Multi-population GWAS for venous thromboembolism identifies novel loci followed by experimental validation in zebrafish Open Access

• We identified 38 significant loci associated with VTE through GWAS meta-analysis and prioritized causal genes through an integrative method

• Functional confirmatory studies of GWAS hits via genome editing in zebrafish showed a novel role in thrombosis for genes TC2N and RASIP1.
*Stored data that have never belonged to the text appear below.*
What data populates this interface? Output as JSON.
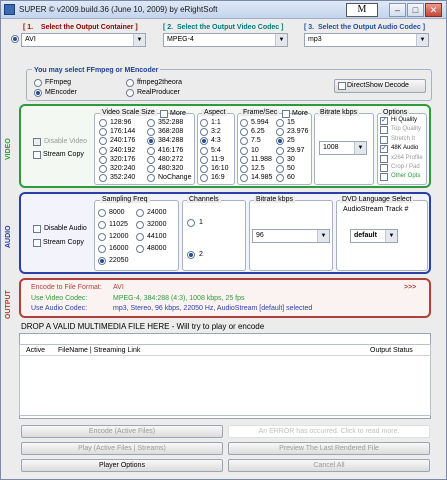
{
  "window": {
    "title": "SUPER © v2009.build.36 (June 10, 2009) by eRightSoft",
    "m_button": "M",
    "min": "–",
    "max": "□",
    "close": "✕"
  },
  "steps": {
    "n1": "[ 1.",
    "t1": "Select the Output Container ]",
    "n2": "[ 2.",
    "t2": "Select the Output Video Codec ]",
    "n3": "[ 3.",
    "t3": "Select the Output Audio Codec ]",
    "container": "AVI",
    "video_codec": "MPEG-4",
    "audio_codec": "mp3"
  },
  "encoder": {
    "title": "You may select FFmpeg or MEncoder",
    "ffmpeg": "FFmpeg",
    "ffmpeg2theora": "ffmpeg2theora",
    "mencoder": "MEncoder",
    "realproducer": "RealProducer",
    "directshow": "DirectShow Decode"
  },
  "video": {
    "label": "VIDEO",
    "disable": "Disable Video",
    "stream_copy": "Stream Copy",
    "scale_title": "Video Scale Size",
    "more": "More",
    "sizes": [
      "128:96",
      "176:144",
      "240:176",
      "240:192",
      "320:176",
      "320:240",
      "352:240",
      "352:288",
      "368:208",
      "384:288",
      "416:176",
      "480:272",
      "480:320",
      "NoChange"
    ],
    "aspect_title": "Aspect",
    "aspects": [
      "1:1",
      "3:2",
      "4:3",
      "5:4",
      "11:9",
      "16:10",
      "16:9"
    ],
    "fps_title": "Frame/Sec",
    "fps": [
      "5.994",
      "6.25",
      "7.5",
      "10",
      "11.988",
      "12.5",
      "14.985",
      "15",
      "23.976",
      "25",
      "29.97",
      "30",
      "50",
      "60"
    ],
    "bitrate_title": "Bitrate  kbps",
    "bitrate": "1008",
    "options_title": "Options",
    "options": [
      "Hi Quality",
      "Top Quality",
      "Stretch It",
      "48K Audio",
      "x264 Profile",
      "Crop / Pad",
      "Other Opts"
    ]
  },
  "audio": {
    "label": "AUDIO",
    "disable": "Disable Audio",
    "stream_copy": "Stream Copy",
    "freq_title": "Sampling Freq",
    "freqs": [
      "8000",
      "11025",
      "12000",
      "16000",
      "22050",
      "24000",
      "32000",
      "44100",
      "48000"
    ],
    "channels_title": "Channels",
    "ch1": "1",
    "ch2": "2",
    "bitrate_title": "Bitrate  kbps",
    "bitrate": "96",
    "dvd_title": "DVD Language Select",
    "dvd_sub": "AudioStream  Track #",
    "dvd_value": "default"
  },
  "output": {
    "label": "OUTPUT",
    "format_label": "Encode to File Format:",
    "format_value": "AVI",
    "arrows": ">>>",
    "video_label": "Use Video Codec:",
    "video_value": "MPEG-4,  384:288 (4:3),  1008 kbps,  25 fps",
    "audio_label": "Use Audio Codec:",
    "audio_value": "mp3,  Stereo,  96 kbps,  22050 Hz,  AudioStream [default] selected"
  },
  "drop_text": "DROP A VALID MULTIMEDIA FILE HERE - Will try to play or encode",
  "table": {
    "col_active": "Active",
    "col_file": "FileName  |  Streaming Link",
    "col_status": "Output Status"
  },
  "buttons": {
    "encode": "Encode (Active Files)",
    "error": "An ERROR has occurred. Click to read more.",
    "play": "Play (Active Files | Streams)",
    "preview": "Preview The Last Rendered File",
    "options": "Player Options",
    "cancel": "Cancel All"
  }
}
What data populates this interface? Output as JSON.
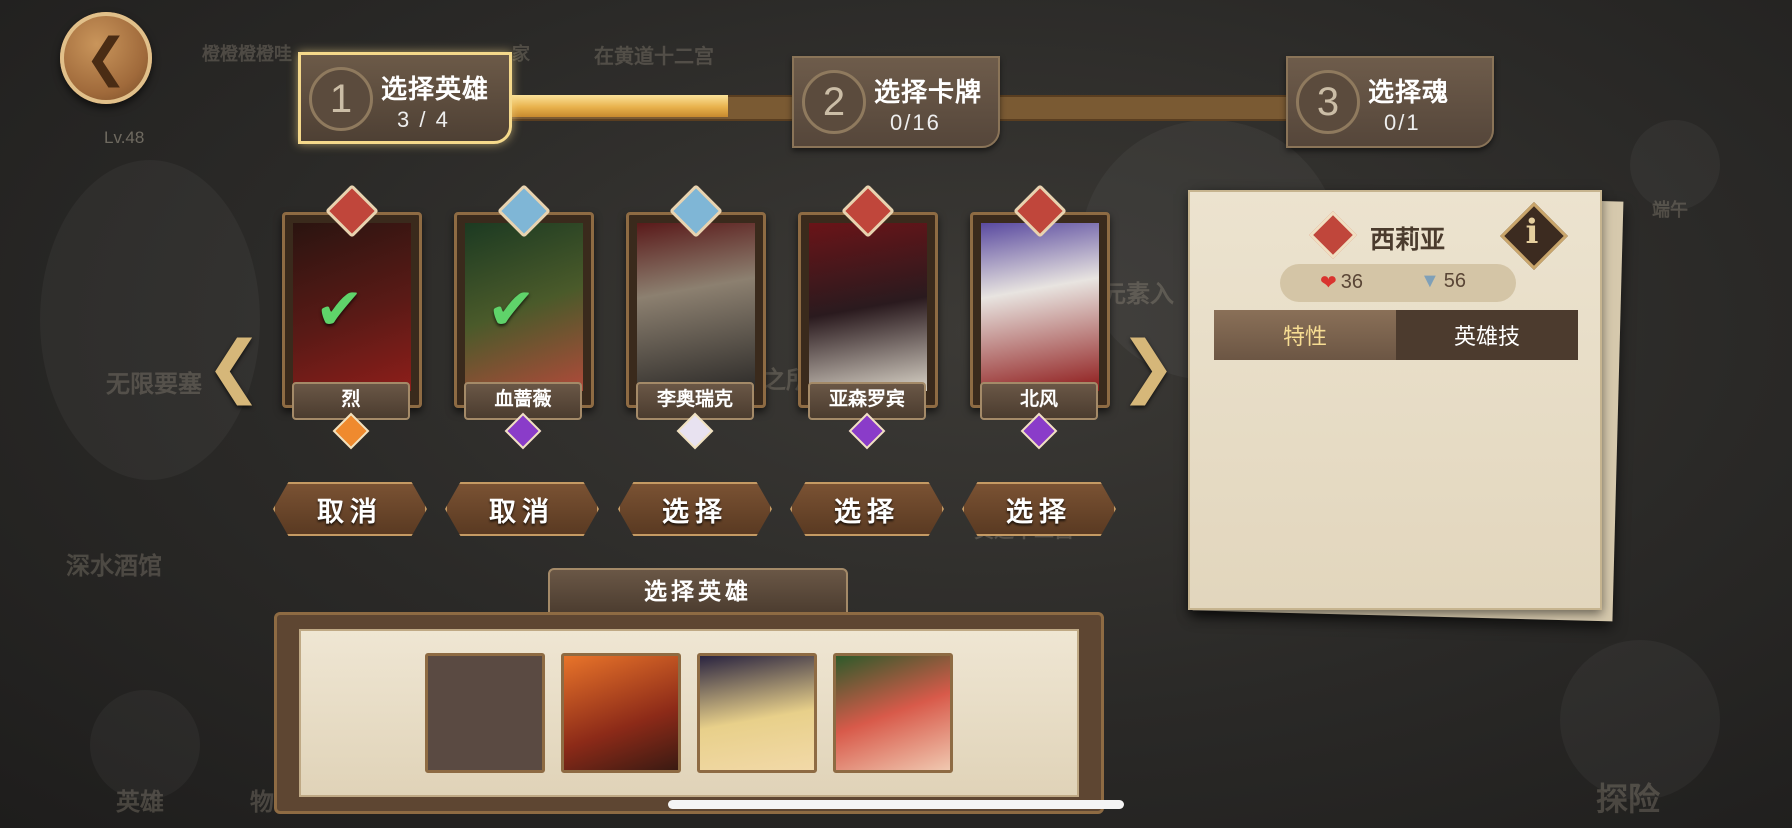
{
  "background_labels": {
    "player_name": "橙橙橙橙哇",
    "banner_text": "在黄道十二宫",
    "banner_prefix": "家",
    "level": "Lv.48",
    "area_1": "无限要塞",
    "area_2": "深水酒馆",
    "area_3": "元素入",
    "area_4": "之所",
    "area_5": "黄道十二宫",
    "nav_hero": "英雄",
    "nav_item": "物",
    "nav_explore": "探险",
    "event": "端午"
  },
  "steps": [
    {
      "num": "1",
      "title": "选择英雄",
      "count": "3 / 4"
    },
    {
      "num": "2",
      "title": "选择卡牌",
      "count": "0/16"
    },
    {
      "num": "3",
      "title": "选择魂",
      "count": "0/1"
    }
  ],
  "progress": {
    "step_1_fill_fraction": 1.0,
    "overall_fraction": 0.3
  },
  "heroes": [
    {
      "name": "烈",
      "button": "取消",
      "selected": true,
      "class_badge": "sword",
      "gem": "orange"
    },
    {
      "name": "血蔷薇",
      "button": "取消",
      "selected": true,
      "class_badge": "shield",
      "gem": "purple"
    },
    {
      "name": "李奥瑞克",
      "button": "选择",
      "selected": false,
      "class_badge": "shield",
      "gem": "white"
    },
    {
      "name": "亚森罗宾",
      "button": "选择",
      "selected": false,
      "class_badge": "sword",
      "gem": "purple"
    },
    {
      "name": "北风",
      "button": "选择",
      "selected": false,
      "class_badge": "sword",
      "gem": "purple"
    }
  ],
  "tray": {
    "title": "选择英雄"
  },
  "detail": {
    "name": "西莉亚",
    "hp": "36",
    "stat2": "56",
    "info_glyph": "i",
    "tabs": [
      "特性",
      "英雄技"
    ]
  },
  "colors": {
    "accent_gold": "#f5d98b",
    "badge_red": "#c0463b",
    "badge_blue": "#7fb6d6",
    "check_green": "#5fd36a"
  }
}
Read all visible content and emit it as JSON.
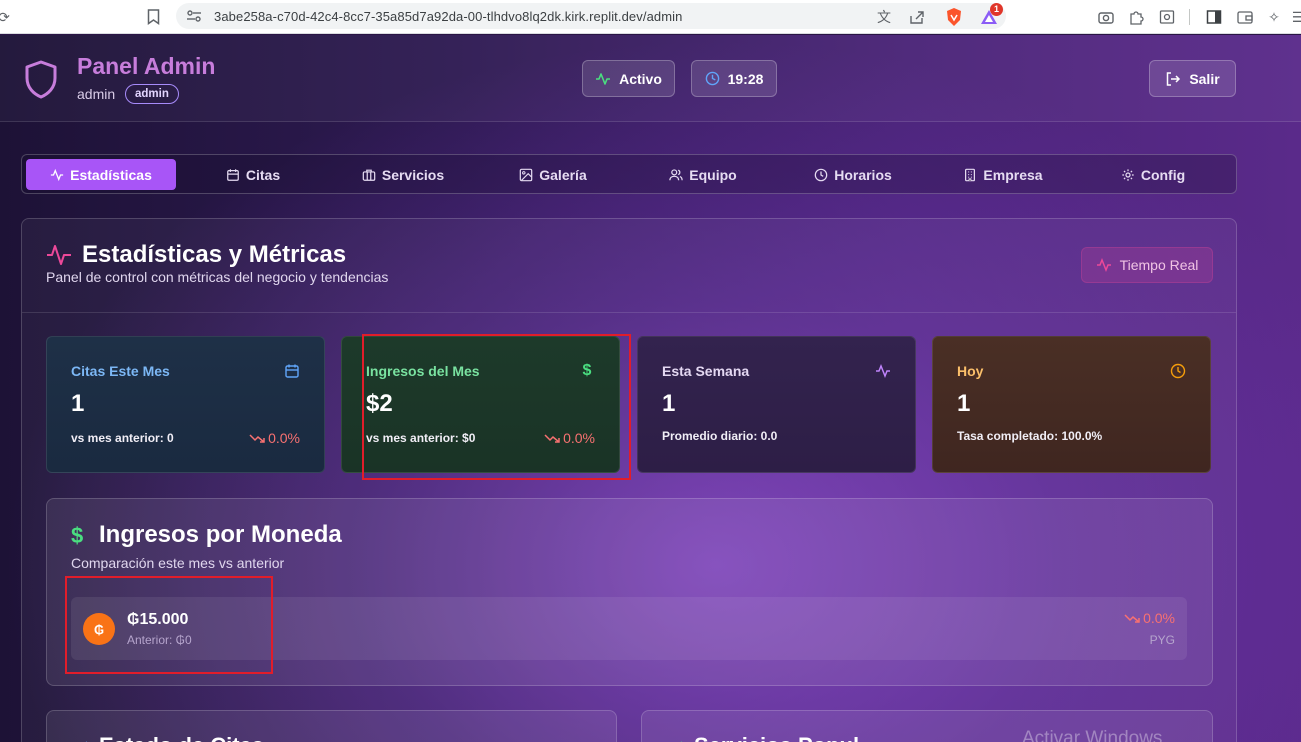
{
  "browser": {
    "url": "3abe258a-c70d-42c4-8cc7-35a85d7a92da-00-tlhdvo8lq2dk.kirk.replit.dev/admin",
    "brave_badge": "1"
  },
  "header": {
    "title": "Panel Admin",
    "username": "admin",
    "role": "admin",
    "status_label": "Activo",
    "clock": "19:28",
    "logout_label": "Salir"
  },
  "tabs": [
    {
      "label": "Estadísticas",
      "icon": "activity-icon",
      "active": true
    },
    {
      "label": "Citas",
      "icon": "calendar-icon"
    },
    {
      "label": "Servicios",
      "icon": "briefcase-icon"
    },
    {
      "label": "Galería",
      "icon": "image-icon"
    },
    {
      "label": "Equipo",
      "icon": "users-icon"
    },
    {
      "label": "Horarios",
      "icon": "clock-icon"
    },
    {
      "label": "Empresa",
      "icon": "building-icon"
    },
    {
      "label": "Config",
      "icon": "gear-icon"
    }
  ],
  "stats": {
    "title": "Estadísticas y Métricas",
    "subtitle": "Panel de control con métricas del negocio y tendencias",
    "realtime_label": "Tiempo Real",
    "cards": [
      {
        "label": "Citas Este Mes",
        "value": "1",
        "foot": "vs mes anterior: 0",
        "trend": "0.0%",
        "icon": "calendar-icon",
        "accent": "#7cb7f5"
      },
      {
        "label": "Ingresos del Mes",
        "value": "$2",
        "foot": "vs mes anterior: $0",
        "trend": "0.0%",
        "icon": "dollar-icon",
        "accent": "#79e2a0"
      },
      {
        "label": "Esta Semana",
        "value": "1",
        "foot": "Promedio diario: 0.0",
        "icon": "activity-icon",
        "accent": "#c084fc"
      },
      {
        "label": "Hoy",
        "value": "1",
        "foot": "Tasa completado: 100.0%",
        "icon": "clock-icon",
        "accent": "#fbbf6a"
      }
    ]
  },
  "currency": {
    "title": "Ingresos por Moneda",
    "subtitle": "Comparación este mes vs anterior",
    "rows": [
      {
        "symbol": "₲",
        "amount": "₲15.000",
        "previous": "Anterior: ₲0",
        "trend": "0.0%",
        "code": "PYG"
      }
    ]
  },
  "bottom": {
    "card1_title": "Estado de Citas",
    "card2_title": "Servicios Popul..."
  },
  "watermark": "Activar Windows",
  "colors": {
    "accent": "#a855f7",
    "pink": "#ec4899",
    "trend_down": "#f87171",
    "highlight": "#e11d2a"
  }
}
Venous thromboembolism (VTE) is a leading cause of morbidity and mortality. Although many genetic risk factors have been identified, a substantial portion of the heritability remains unexplained. Here we employ genome wide association study (GWAS) VTE across 9 international cohorts of the Global Biobank Meta-analysis Initiative (GBMI) to address this question, along with in vivo functional validation. The multi-population GWAS (VTE cases=27,987, controls=1,035,290) resulted in 38 genome-wide significant loci, 4 of which are potentially novel. For each autosomal locus we performed gene prioritization using seven independent, yet converging, lines of evidence. Through prioritization we identified genes associated with VTE through GWAS and/or functional studies (e.g., F5, F11, VWF, STAB2, PLCG2, TC2N), functionally validated those that did not have evidence other than GWAS (TC2N, TSPAN15), and discovered one not previously associated with coagulation (RASIP1). We evaluated the function of six prioritized genes with strong genetic evidence, including F7 as a positive control, using laser-mediated endothelial injury to induce thrombosis in zebrafish after CRISPR/Cas9 knockdown. From this assay we have supportive evidence for a role of RASIP1 and TC2N in the modification of human VTE, and suggestive evidence for STAB2 and TSPAN15. This study expands the currently identified genomic architecture of VTE through biobank-based multi-population GWAS, in silico candidate gene predictions, and in vivo functional follow-up of candidate genes.